Trata-se menos de um retorno e mais de uma recomeçada. Cremonini deixa de lado a solenidade da popstar consagrada para reencontrar o gosto pelo instinto: guitarras sinuosas, groove seco, sopros que irrompem com força e uma voz que transita entre provocação e paradoxo. O resultado soa como um espelho do nosso tempo — a imagem tornando-se mais crível que os fatos, o relato suplantando o real, e até a própria verdade assumindo a forma de produto de consumo.
Em “Paparazzi”, Cremonini percorre esse terreno com sarcasmo e precisão semiótica. Ele chama para o centro do palco celebridades, fotógrafos e a fome contemporânea de aparecer: “Volevo fare la popstar ma sono Diletta Leotta”, diz a letra para aqueles que acreditam mais nas câmeras do que na realidade. A canção culmina numa linha que sintetiza o espírito do tema: “Anche se la verità è una bugia più grossa, ti hanno beccato una volta però la foto era mossa”.

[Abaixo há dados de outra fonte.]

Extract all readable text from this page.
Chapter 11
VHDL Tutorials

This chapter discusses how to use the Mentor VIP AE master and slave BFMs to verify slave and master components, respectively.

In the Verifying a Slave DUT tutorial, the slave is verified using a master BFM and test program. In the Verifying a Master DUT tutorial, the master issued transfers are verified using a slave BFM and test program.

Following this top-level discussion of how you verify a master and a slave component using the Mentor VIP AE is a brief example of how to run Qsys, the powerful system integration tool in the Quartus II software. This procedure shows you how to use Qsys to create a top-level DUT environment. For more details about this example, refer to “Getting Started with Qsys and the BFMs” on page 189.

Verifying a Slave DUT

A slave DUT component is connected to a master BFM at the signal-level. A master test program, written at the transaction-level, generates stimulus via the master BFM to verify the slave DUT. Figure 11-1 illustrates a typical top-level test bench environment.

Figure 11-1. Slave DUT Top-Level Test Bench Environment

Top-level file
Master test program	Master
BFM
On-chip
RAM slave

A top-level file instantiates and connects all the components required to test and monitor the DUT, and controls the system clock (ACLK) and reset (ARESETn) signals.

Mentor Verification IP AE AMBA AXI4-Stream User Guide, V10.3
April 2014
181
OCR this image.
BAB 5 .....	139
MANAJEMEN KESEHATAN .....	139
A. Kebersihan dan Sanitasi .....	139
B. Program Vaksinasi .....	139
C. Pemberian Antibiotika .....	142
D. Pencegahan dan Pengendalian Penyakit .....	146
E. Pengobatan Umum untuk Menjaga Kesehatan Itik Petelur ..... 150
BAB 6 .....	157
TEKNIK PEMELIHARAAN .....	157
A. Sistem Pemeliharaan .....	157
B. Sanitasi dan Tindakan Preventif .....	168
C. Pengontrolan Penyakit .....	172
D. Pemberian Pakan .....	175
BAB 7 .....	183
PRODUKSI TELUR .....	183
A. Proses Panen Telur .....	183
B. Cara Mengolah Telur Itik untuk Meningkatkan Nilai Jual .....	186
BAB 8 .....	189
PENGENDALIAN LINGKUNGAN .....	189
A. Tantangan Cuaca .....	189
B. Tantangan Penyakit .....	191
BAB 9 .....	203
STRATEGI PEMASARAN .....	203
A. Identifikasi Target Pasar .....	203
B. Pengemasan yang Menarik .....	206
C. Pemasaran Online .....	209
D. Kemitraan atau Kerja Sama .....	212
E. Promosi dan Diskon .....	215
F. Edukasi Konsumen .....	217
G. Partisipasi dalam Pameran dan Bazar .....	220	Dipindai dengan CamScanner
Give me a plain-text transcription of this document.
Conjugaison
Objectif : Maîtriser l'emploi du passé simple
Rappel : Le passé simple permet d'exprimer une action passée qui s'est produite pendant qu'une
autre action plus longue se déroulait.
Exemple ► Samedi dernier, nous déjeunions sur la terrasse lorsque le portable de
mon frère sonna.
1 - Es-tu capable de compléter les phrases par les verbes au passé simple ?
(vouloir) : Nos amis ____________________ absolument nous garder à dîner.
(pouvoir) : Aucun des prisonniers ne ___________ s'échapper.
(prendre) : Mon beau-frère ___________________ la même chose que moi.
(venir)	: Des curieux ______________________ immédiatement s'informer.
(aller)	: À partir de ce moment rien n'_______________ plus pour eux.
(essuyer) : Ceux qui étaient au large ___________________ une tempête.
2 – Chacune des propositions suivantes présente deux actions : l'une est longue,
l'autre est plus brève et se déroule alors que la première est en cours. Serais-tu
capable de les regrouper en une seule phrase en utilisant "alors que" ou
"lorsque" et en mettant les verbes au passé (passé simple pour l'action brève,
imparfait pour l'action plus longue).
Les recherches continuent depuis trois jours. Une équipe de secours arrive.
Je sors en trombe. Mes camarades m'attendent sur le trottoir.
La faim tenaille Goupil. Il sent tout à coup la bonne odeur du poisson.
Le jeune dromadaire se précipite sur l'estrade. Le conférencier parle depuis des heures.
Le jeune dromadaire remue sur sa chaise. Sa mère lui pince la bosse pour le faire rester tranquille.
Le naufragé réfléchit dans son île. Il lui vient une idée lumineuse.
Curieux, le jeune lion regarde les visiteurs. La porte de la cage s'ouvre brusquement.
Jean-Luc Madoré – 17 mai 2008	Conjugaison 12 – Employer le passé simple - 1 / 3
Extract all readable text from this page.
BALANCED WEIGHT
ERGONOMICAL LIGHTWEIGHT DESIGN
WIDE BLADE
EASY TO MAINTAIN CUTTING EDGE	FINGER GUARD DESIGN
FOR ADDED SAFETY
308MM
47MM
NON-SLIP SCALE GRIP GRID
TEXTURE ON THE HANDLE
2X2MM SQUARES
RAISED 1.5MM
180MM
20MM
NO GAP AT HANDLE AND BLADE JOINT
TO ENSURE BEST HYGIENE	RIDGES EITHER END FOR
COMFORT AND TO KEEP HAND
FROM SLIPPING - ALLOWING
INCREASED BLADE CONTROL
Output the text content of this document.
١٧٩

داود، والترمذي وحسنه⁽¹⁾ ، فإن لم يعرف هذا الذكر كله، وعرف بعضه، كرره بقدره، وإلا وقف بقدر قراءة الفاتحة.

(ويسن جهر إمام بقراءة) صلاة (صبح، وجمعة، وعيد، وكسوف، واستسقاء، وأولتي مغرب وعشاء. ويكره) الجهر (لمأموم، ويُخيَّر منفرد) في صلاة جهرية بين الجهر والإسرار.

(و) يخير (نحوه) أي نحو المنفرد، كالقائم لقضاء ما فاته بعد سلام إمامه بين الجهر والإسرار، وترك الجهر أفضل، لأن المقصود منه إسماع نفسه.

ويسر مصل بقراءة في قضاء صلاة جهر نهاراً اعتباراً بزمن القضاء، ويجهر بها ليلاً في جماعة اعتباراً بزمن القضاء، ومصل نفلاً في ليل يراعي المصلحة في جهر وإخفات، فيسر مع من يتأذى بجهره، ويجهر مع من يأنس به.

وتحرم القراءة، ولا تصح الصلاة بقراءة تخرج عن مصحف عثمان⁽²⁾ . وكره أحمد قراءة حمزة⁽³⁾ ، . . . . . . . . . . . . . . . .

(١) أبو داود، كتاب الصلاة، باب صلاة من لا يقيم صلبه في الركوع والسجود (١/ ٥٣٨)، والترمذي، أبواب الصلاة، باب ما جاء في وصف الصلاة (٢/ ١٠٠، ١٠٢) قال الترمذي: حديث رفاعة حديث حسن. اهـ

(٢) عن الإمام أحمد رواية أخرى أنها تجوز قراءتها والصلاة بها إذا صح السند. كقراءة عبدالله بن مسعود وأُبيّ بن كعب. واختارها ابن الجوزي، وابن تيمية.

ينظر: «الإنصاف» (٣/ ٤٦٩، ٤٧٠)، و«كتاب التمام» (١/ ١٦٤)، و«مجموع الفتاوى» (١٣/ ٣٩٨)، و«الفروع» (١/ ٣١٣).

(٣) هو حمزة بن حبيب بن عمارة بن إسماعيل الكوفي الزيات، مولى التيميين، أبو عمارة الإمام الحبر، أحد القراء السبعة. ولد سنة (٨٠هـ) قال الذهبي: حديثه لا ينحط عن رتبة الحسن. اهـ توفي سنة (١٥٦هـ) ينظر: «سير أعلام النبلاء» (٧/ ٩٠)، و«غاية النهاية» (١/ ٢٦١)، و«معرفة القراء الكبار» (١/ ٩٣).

“Escolhi ‘Paparazzi’ como primeiro single porque tem esse som ruivo e adrenalínico dos primeiros passos; parece o lançamento de uma banda que saiu da periferia de Londres”, conta Cremonini, explicando a vontade de ouvir algo mais cru no rádio e testar se podia ser ele a produzi-lo. O texto, coescrito com Davide Petrella, não pretende explicar o presente: transforma-o numa farsa grotesca onde a máscara do sucesso se sobrepõe ao sujeito.
O título do álbum, Amateur, é a resposta estética a essa inquietação. Não se trata de inexperiência, mas da escolha de voltar ao estado de quem faz por amor: ser amador no sentido mais puro — tocar sem a obrigação de confirmar um legado, despir a máscara da carreira e redescobrir a surpresa. “Procurei crescer com minha música e percebi que o ponto de chegada era desfrutar da liberdade de fazê-la”, diz o artista. “Tocar esquecendo de si, voltar a ser estreante, assim a arte surpreende.”
Para materializar essa mudança, a formação que acompanha Cremonini é quase inteiramente renovada. Além dele e dos colaboradores históricos Alessandro Magnanini e Alessandro De Crescenzo, participam Malcolm Catto na bateria, Donny McCaslin nos saxofones e Paul Stacey nas guitarras — músicos que emprestam textura e credibilidade ao reframe sonoro proposto.
Em cena resta, portanto, não apenas uma nova canção, mas um gesto: o de um artista que prefere desconstruir sua imagem a repeti-la, oferecendo ao público a possibilidade de ouvir o roteiro oculto de sua própria transformação. “Paparazzi” é o primeiro take desse novo filme sonoro.